Église Saint-Joseph de Biars. Homélie de Mgr Laurent Camiade

Dimanche 28 février 2021

Mes frères,

Jésus a appris à ses disciples la prière du Notre Père. Il nous a laissé ce témoignage assez révolutionnaire pour comprendre que Dieu est Père, il est son Père et notre Père. C’est Dieu qui est notre origine. Or, Jésus lui-même est Dieu et cela veut dire que Dieu est tout en même temps Père et Fils. Dieu est relation entre un Père et un Fils avant même la création du monde. Il n’y a qu’un seul Dieu, mais en lui-même, il est relation, amour, Esprit d’amour, Père et Fils. Ce mystère de la Trinité est quasiment incompréhensible pour nos intelligences car nous n’arriverons jamais à comprendre comment un seul être peut être et Père et Fils et Esprit.

Ce que nous pouvons essayer de comprendre, c’est quel genre de Père est Dieu. Père et Fils sont des mots humains qui décrivent des réalités humaines mais dont Jésus se sert pour nous faire connaître Dieu. Et la manière dont Dieu est Père peut donc aussi inspirer nos relations familiales. Pour comprendre la relation Père-Fils en Dieu, les textes de la messe d’aujourd’hui nous apportent quelques clés qui, reconnaissons-le, ne sont pas très faciles à manipuler.

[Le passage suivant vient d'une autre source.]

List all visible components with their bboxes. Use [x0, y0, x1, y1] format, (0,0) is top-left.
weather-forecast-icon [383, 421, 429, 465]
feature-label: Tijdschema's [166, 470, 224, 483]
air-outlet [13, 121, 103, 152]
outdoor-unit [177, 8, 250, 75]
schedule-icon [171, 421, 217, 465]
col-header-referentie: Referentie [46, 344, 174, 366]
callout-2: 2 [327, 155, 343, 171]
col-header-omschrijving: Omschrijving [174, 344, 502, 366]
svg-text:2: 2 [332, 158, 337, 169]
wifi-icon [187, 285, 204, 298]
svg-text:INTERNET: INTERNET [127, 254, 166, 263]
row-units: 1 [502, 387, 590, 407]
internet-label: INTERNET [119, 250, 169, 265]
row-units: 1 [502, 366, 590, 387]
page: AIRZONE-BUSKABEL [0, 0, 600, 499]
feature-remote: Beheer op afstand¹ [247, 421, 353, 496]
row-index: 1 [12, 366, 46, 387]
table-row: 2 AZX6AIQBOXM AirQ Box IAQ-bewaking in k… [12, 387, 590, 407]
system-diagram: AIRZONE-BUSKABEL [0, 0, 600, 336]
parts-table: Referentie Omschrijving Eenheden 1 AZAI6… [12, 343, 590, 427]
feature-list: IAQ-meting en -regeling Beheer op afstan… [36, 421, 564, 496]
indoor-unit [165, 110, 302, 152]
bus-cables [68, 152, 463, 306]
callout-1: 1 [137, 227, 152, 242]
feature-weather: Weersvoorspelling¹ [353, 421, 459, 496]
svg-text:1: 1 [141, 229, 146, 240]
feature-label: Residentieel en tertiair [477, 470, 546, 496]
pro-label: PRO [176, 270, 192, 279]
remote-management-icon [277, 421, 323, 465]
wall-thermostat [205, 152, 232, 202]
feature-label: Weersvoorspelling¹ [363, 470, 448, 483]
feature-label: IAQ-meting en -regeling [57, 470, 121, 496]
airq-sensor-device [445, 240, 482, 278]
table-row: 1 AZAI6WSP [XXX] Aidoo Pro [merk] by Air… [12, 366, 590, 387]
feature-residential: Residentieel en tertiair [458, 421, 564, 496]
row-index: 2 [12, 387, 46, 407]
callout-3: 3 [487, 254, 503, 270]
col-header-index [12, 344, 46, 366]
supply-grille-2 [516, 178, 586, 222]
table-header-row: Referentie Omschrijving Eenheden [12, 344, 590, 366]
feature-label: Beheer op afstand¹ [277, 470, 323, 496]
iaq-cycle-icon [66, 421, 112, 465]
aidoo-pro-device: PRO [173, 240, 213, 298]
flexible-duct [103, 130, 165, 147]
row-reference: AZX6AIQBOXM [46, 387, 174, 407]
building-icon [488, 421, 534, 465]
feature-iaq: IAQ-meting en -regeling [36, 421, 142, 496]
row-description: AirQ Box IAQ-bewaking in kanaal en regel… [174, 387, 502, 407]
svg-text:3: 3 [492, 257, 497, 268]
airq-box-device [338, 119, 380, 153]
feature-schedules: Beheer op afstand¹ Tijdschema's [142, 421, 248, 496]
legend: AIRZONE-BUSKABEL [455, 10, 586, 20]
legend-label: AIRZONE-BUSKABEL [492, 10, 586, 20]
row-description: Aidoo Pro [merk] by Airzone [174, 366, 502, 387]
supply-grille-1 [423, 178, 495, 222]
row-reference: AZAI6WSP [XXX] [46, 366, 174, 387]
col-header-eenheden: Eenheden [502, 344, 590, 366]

La première clé pour comprendre quel genre de Père est Dieu, c’est l’ordre que Dieu donne à Abraham de lui sacrifier son fils ! Étrange Père, en effet, qui demande à un autre Père de tuer son fils ! Pour comprendre un peu mieux cette absurdité, il faut se rappeler qu’à cette époque très ancienne, sacrifier un enfant était assez courant. La plupart des religions anciennes comportaient des sacrifices d’enfants. C’était dans les mœurs, un peu comme aujourd’hui l’avortement est assez fortement inscrit dans les mœurs courantes d’une partie de nos contemporains ou comme l’évolution actuelle des lois bioéthiques, tandis que nos sociétés avaient progressé en définissant des droit de l’enfant, laissent deviner que pour certains, les désirs des parents sont situés au-dessus des droits les plus élémentaires des enfants. Ces déviances n’ont pas toujours existé et nous pouvons espérer que cela changera un jour, qu’une nouvelle prise de conscience se produira. Elles nous aident à comprendre la situation culturelle au temps d’Abraham où les sacrifices rituels d’enfants faisaient partie du paysage. Ce qui choque, en fin de compte, c’est que Dieu demande cela à Abraham. De plus il semble bien qu’Abraham qui pourtant aimait son fils, n’a aucune hésitation à obéir. Abraham plaçait de grands espoirs en son fils Isaac puisque c’était son fils unique, son unique enfant né très tardivement, au point que l’espoir d’en avoir un autre était improbable. Mais sa confiance en Dieu est totale et il n’hésite pas à obéir. Plus tard, saint Paul dans la lettre aux Romains et l’auteur de la lettre aux Hébreux diront qu’Abraham avait déjà la foi en la résurrection et il savait que son fils serait vivant pour toujours en Dieu. Mais tout de même, c’est choquant ! Quel genre de père peut ainsi sacrifier son fils ? Heureusement, Dieu retient le bras d’Abraham et c’est la grande révolution religieuse de la bible, désormais, on ne sacrifiera jamais un être humain, on offrira à sa place un animal. Dieu ne veut pas de ce genre de sacrifice, il ne veut pas de cette brisure dans le cœur d’un père qui l’obligerait à choisir entre sa confiance totale en Dieu et son amour pour son fils.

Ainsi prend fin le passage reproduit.